From Publishers Weekly
A political reporter in her late 20s goes in search of the mother who abandoned her when she was a baby in this jaunty if rather jerky 10th novel by Isaacs (Long Time No See; Red, White, and Blue; etc.). Amy Lincoln was brought up in the projects by her Grandma Lil, a leg waxer and devoted Falcon Crest viewer; her amiable father, Chicky, spent most of Amy’s childhood in prison on a series of minor theft raps. A boarding school scholarship rescues Amy from lower-class oblivion; she goes on to Harvard and Columbia, then lands a job at In Depth, a highbrow weekly. Upbeat and self-deprecating, Amy spends little time bemoaning her past, but an encounter with college student Freddy Carrasco, who claims he’s the illegitimate son of a Democratic presidential candidate, gets Amy wondering where her own mother might be. While advising Freddy how to approach his father, she uses her reporting skills to track down her elusive mother. The political subplot is anticlimactic—Amy doesn’t even get a scoop—and Amy’s eventual reunion with her mother, revealed to be a chilly suburban housewife, is credibly if rather disappointingly subdued. The parade of lavishly and loopishly described secondary characters and gossipy New York scene-setting give the novel its zing; Amy’s rocky relationship with her documentary filmmaker boyfriend provides a jolt of romantic excitement and a happy ending.
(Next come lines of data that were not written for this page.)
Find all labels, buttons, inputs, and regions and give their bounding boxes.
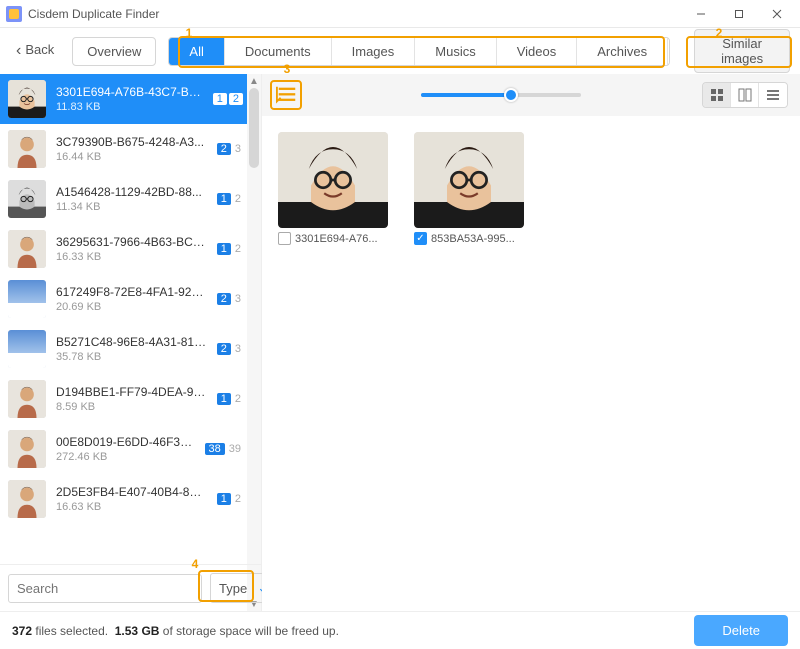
file-name: 617249F8-72E8-4FA1-921... [56, 285, 207, 299]
preview-grid: 3301E694-A76... ✓ 853BA53A-995... [262, 116, 800, 611]
list-item[interactable]: 36295631-7966-4B63-BC9... 16.33 KB 12 [0, 224, 261, 274]
close-button[interactable] [758, 0, 796, 28]
view-grid-button[interactable] [703, 83, 731, 107]
list-item[interactable]: D194BBE1-FF79-4DEA-95... 8.59 KB 12 [0, 374, 261, 424]
tab-others[interactable]: Others [668, 38, 670, 65]
preview-image [414, 132, 524, 228]
sidebar-scrollbar[interactable]: ▲ ▼ [247, 74, 261, 611]
file-size: 16.44 KB [56, 151, 207, 163]
title-bar: Cisdem Duplicate Finder [0, 0, 800, 28]
file-name: 3301E694-A76B-43C7-B8... [56, 85, 203, 99]
app-title: Cisdem Duplicate Finder [28, 7, 159, 21]
similar-images-button[interactable]: Similar images [694, 29, 790, 73]
list-item[interactable]: 2D5E3FB4-E407-40B4-815... 16.63 KB 12 [0, 474, 261, 524]
preview-tile[interactable]: ✓ 853BA53A-995... [414, 132, 524, 245]
thumbnail [8, 230, 46, 268]
tab-videos[interactable]: Videos [497, 38, 578, 65]
status-text: 372 files selected. 1.53 GB of storage s… [12, 624, 339, 638]
view-mode-group [702, 82, 788, 108]
thumbnail [8, 130, 46, 168]
file-size: 16.33 KB [56, 251, 207, 263]
duplicate-count: 3839 [205, 443, 244, 455]
file-name: B5271C48-96E8-4A31-810... [56, 335, 207, 349]
duplicate-count: 12 [217, 243, 243, 255]
duplicate-count: 23 [217, 293, 243, 305]
back-button[interactable]: Back [10, 38, 60, 64]
preview-tile[interactable]: 3301E694-A76... [278, 132, 388, 245]
toolbar: Back Overview All Documents Images Music… [0, 28, 800, 74]
duplicate-group-list[interactable]: 3301E694-A76B-43C7-B8... 11.83 KB 12 3C7939… [0, 74, 261, 564]
thumbnail [8, 480, 46, 518]
tab-musics[interactable]: Musics [415, 38, 496, 65]
list-item[interactable]: B5271C48-96E8-4A31-810... 35.78 KB 23 [0, 324, 261, 374]
file-name: D194BBE1-FF79-4DEA-95... [56, 385, 207, 399]
type-dropdown-label: Type [219, 581, 247, 596]
tab-documents[interactable]: Documents [225, 38, 332, 65]
file-name: 2D5E3FB4-E407-40B4-815... [56, 485, 207, 499]
view-list-button[interactable] [759, 83, 787, 107]
list-item[interactable]: 3301E694-A76B-43C7-B8... 11.83 KB 12 [0, 74, 261, 124]
file-name: 36295631-7966-4B63-BC9... [56, 235, 207, 249]
thumbnail [8, 180, 46, 218]
list-item[interactable]: 00E8D019-E6DD-46F3-9E... 272.46 KB 3839 [0, 424, 261, 474]
thumbnail [8, 80, 46, 118]
duplicate-count: 12 [217, 193, 243, 205]
sort-button[interactable] [274, 82, 300, 108]
minimize-button[interactable] [682, 0, 720, 28]
sidebar: 3301E694-A76B-43C7-B8... 11.83 KB 12 3C7939… [0, 74, 262, 611]
file-name: 00E8D019-E6DD-46F3-9E... [56, 435, 195, 449]
tab-images[interactable]: Images [332, 38, 416, 65]
file-size: 35.78 KB [56, 351, 207, 363]
thumbnail [8, 430, 46, 468]
file-name: 3C79390B-B675-4248-A3... [56, 135, 207, 149]
overview-button[interactable]: Overview [72, 37, 156, 66]
file-size: 20.69 KB [56, 301, 207, 313]
view-columns-button[interactable] [731, 83, 759, 107]
tab-all[interactable]: All [169, 38, 224, 65]
thumbnail [8, 380, 46, 418]
file-size: 16.63 KB [56, 501, 207, 513]
thumbnail-size-slider[interactable] [314, 93, 688, 97]
preview-caption: 853BA53A-995... [431, 233, 515, 245]
status-bar: 372 files selected. 1.53 GB of storage s… [0, 611, 800, 649]
maximize-button[interactable] [720, 0, 758, 28]
list-item[interactable]: 617249F8-72E8-4FA1-921... 20.69 KB 23 [0, 274, 261, 324]
content: 3301E694-A76B-43C7-B8... 11.83 KB 12 3C7939… [0, 74, 800, 611]
delete-button[interactable]: Delete [694, 615, 788, 646]
thumbnail [8, 280, 46, 318]
search-input[interactable] [8, 574, 202, 603]
duplicate-count: 23 [217, 343, 243, 355]
file-size: 11.34 KB [56, 201, 207, 213]
checkbox[interactable] [278, 232, 291, 245]
preview-image [278, 132, 388, 228]
preview-toolbar: 3 [262, 74, 800, 116]
thumbnail [8, 330, 46, 368]
duplicate-count: 23 [217, 143, 243, 155]
duplicate-count: 12 [217, 493, 243, 505]
file-size: 11.83 KB [56, 101, 203, 113]
filter-tabs: All Documents Images Musics Videos Archi… [168, 37, 670, 66]
file-size: 8.59 KB [56, 401, 207, 413]
list-item[interactable]: 3C79390B-B675-4248-A3... 16.44 KB 23 [0, 124, 261, 174]
sidebar-footer: Type ⌄ 4 [0, 564, 261, 611]
file-name: A1546428-1129-42BD-88... [56, 185, 207, 199]
list-item[interactable]: A1546428-1129-42BD-88... 11.34 KB 12 [0, 174, 261, 224]
file-size: 272.46 KB [56, 451, 195, 463]
tab-archives[interactable]: Archives [577, 38, 668, 65]
duplicate-count: 12 [213, 93, 243, 105]
duplicate-count: 12 [217, 393, 243, 405]
preview-caption: 3301E694-A76... [295, 233, 378, 245]
preview-pane: 3 3301E694-A76... ✓ 853BA53A-995... [262, 74, 800, 611]
app-icon [6, 6, 22, 22]
checkbox[interactable]: ✓ [414, 232, 427, 245]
I enjoyed this one quite a bit at the time, but don’t remember a lot about it now – it was a quick and diversionary read. Amy was a very human and protagonist that I enjoyed spending time with, funny and easy to relate to despite her youth.

A Changed Man, Francine Prose
From Amazon.com:
From Publishers Weekly

Starred Review. Prose (Blue Angel; The Lives of the Muses) tests assumptions about class, hatred and the possibility of change in her latest novel, a good-natured satire of liberal pieties, the radical right and the fund-raising world. The “changed man” of the title is Vincent Nolan, a 32-year-old tattooed ex-skinhead who appears one morning in the New York offices of World Brotherhood Watch, a foundation headed by Meyer Maslow, a Holocaust survivor. Vincent declares that he has had a personal conversion (never mind that it was triggered by a heavy dose of Ecstasy) and wants to work with the foundation to “save guys like me from becoming guys like me.” Meyer takes Vincent on faith—and convinces Bonnie Kalen, the foundation’s fund-raiser, to put Vincent up in the suburban home she shares with her two sons, Max, 12, and Danny, 16. Prose tears into this unusual premise with the piercing wit that has become her trademark. Vincent becomes a media darling of sorts, and everyone wants a piece of him: the liberal donors and the television talk shows; Meyer, a figurehead so celebrated that even his close friends kiss up to him; and maybe even divorced Bonnie, who finds herself drawn to Vincent’s charms. In more hostile pursuit of Vincent is his cousin Raymond, a member of the Aryan Resistance Movement, from which Vincent stole a truck, drugs and cash. In these circumstances, can a man truly change? And what is change—not only for Vincent but for the other principals as well? Prose doesn’t shy away from exposing the vanities and banalities behind the drive to do good. Fortunately, her characters are sturdy enough to bear the weight of the baggage she piles on them. Her lively skewering of a whole cross-section of society ensures that this tale hits comic high notes even as it probes serious issues.

This was definitely satire, but with character depth and a strong – if questionably plausible – plotline. I liked the multiple viewpoints/narrators and retelling of scenes from different characters’ perspectives. It seemed a bit unresolved in the end, which I sometimes find frustrating, although not in this case.